Removing readAll and friends outright would make Zig code less safe by making it harder to deal with short reads, and the fact that streamUntilEof is necessarily slower than readAll means people will end up reimplementing it themselves.
How about readAll is renamed to something like fill or fillSlice? That way, it's not confused with reading the entirety of a stream.
streamUntilEof basically already exists -- it's called LinearFifo(u8, ...).pump:
pub fn main() !void {
// send stdin to stdout
const stdin = std.io.getStdIn();
const stdout = std.io.getStdOut();
var fifo: std.fifo.LinearFifo(u8, .{ .Static = 1024 }) = .init();
try fifo.pump(stdin, stdout);
}
const std = @import("std");
The LinearFifo acts as the temporary buffer; we read into the FIFO buffer, then write that data back out.
I'm strongly against the outright removal of readAll; it's a quite common operation, and the alternatives are quite clunky. I'd be okay with wrapping the above (or something similar, the impl is pretty simple) into a convenience function on Reader.
@notcancername you make some good points. Perhaps a simple rename + better docs is indeed the best option here. I like readFillSlice a bit more than the plain fillSlice myself.
Perhaps it would also be good to rename the higher level read() functions for File and Reader to readPartial() to further disambiguate the two (the low level std.posix.read() should probably continue to match the name of the syscall).
I'm strongly against the outright removal of readAll; it's a quite common operation, and the alternatives are quite clunky.
From grepping around the zig source tree, it doesn't seem to be quite as common as I expected. Furthermore, many of the uses are immediately followed by an if statement checking for truncation, which is also clunky.
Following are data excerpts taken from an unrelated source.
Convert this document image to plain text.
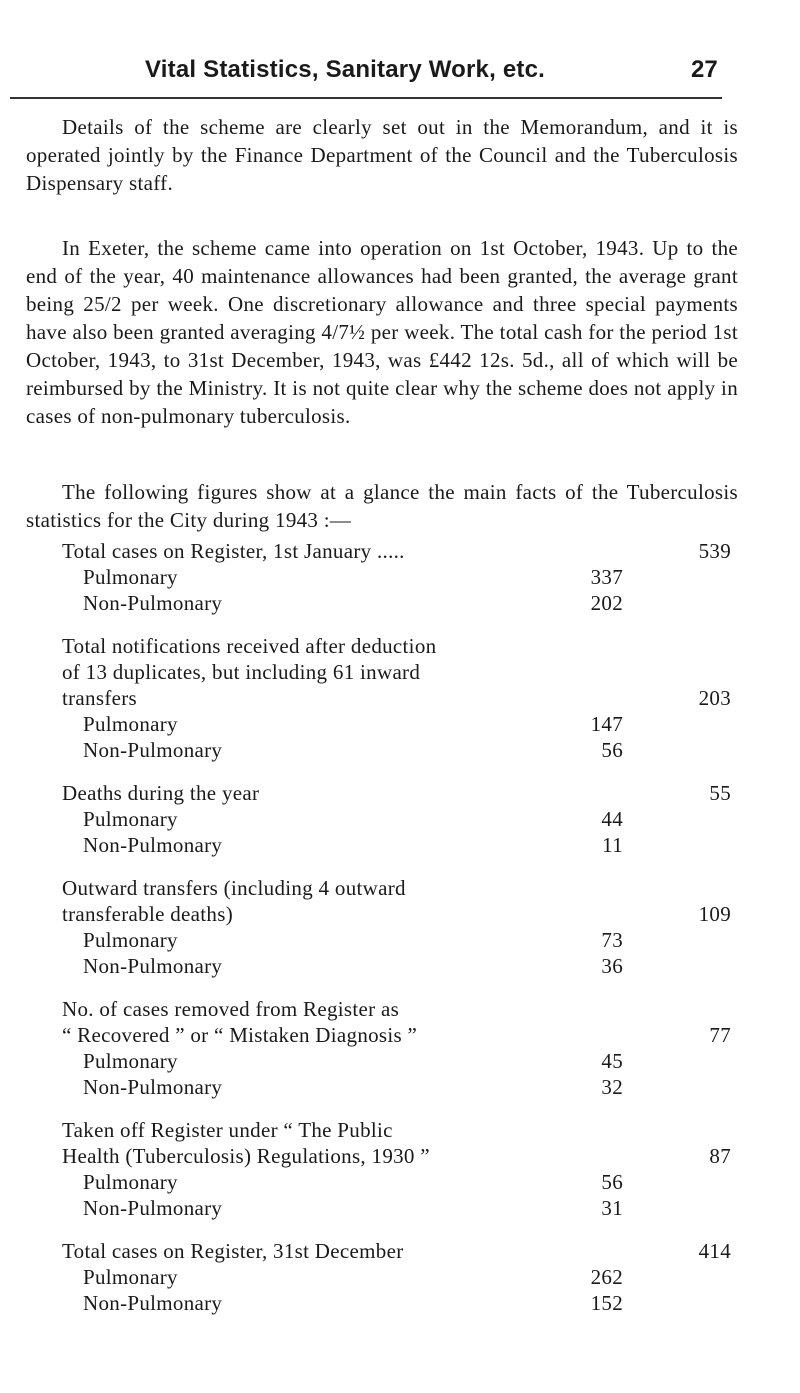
Vital Statistics, Sanitary Work, etc.	27

Details of the scheme are clearly set out in the Memorandum, and it is operated jointly by the Finance Department of the Council and the Tuberculosis Dispensary staff.

In Exeter, the scheme came into operation on 1st October, 1943. Up to the end of the year, 40 maintenance allowances had been granted, the average grant being 25/2 per week. One discretionary allowance and three special payments have also been granted averaging 4/7½ per week. The total cash for the period 1st October, 1943, to 31st December, 1943, was £442 12s. 5d., all of which will be reimbursed by the Ministry. It is not quite clear why the scheme does not apply in cases of non-pulmonary tuberculosis.

The following figures show at a glance the main facts of the Tuberculosis statistics for the City during 1943 :—

Total cases on Register, 1st January .....	539
Pulmonary	337
Non-Pulmonary	202
Total notifications received after deduction
of 13 duplicates, but including 61 inward
transfers	203
Pulmonary	147
Non-Pulmonary	56
Deaths during the year	55
Pulmonary	44
Non-Pulmonary	11
Outward transfers (including 4 outward
transferable deaths)	109
Pulmonary	73
Non-Pulmonary	36
No. of cases removed from Register as
“ Recovered ” or “ Mistaken Diagnosis ”	77
Pulmonary	45
Non-Pulmonary	32
Taken off Register under “ The Public
Health (Tuberculosis) Regulations, 1930 ”	87
Pulmonary	56
Non-Pulmonary	31
Total cases on Register, 31st December	414
Pulmonary	262
Non-Pulmonary	152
The use cases that do not have such a check could probably use a careful audit.
I don't think readAll should be changed to readPartial. That will probably lead people to use read instead. Technically, the read() function is the one that's partial. readAll() writes all that could be read to the buffer. The documentation pretty clearly states that "If the number read is smaller than buffer.len, it means the stream reached the end."
I landed here looking for the documentation of readAll to see how it works. (Ultimately this issue might just be a documentation one). A function that is "read the number of bytes I know in advance should be there or return an error" is what I am looking for. It seems like that is what readAll is designed for. Perhaps a name change is definitely in order.
Just brainstorming, perhaps readSlice is another option.
A function that is "read the number of bytes I know in advance should be there or return an error" is what I am looking for.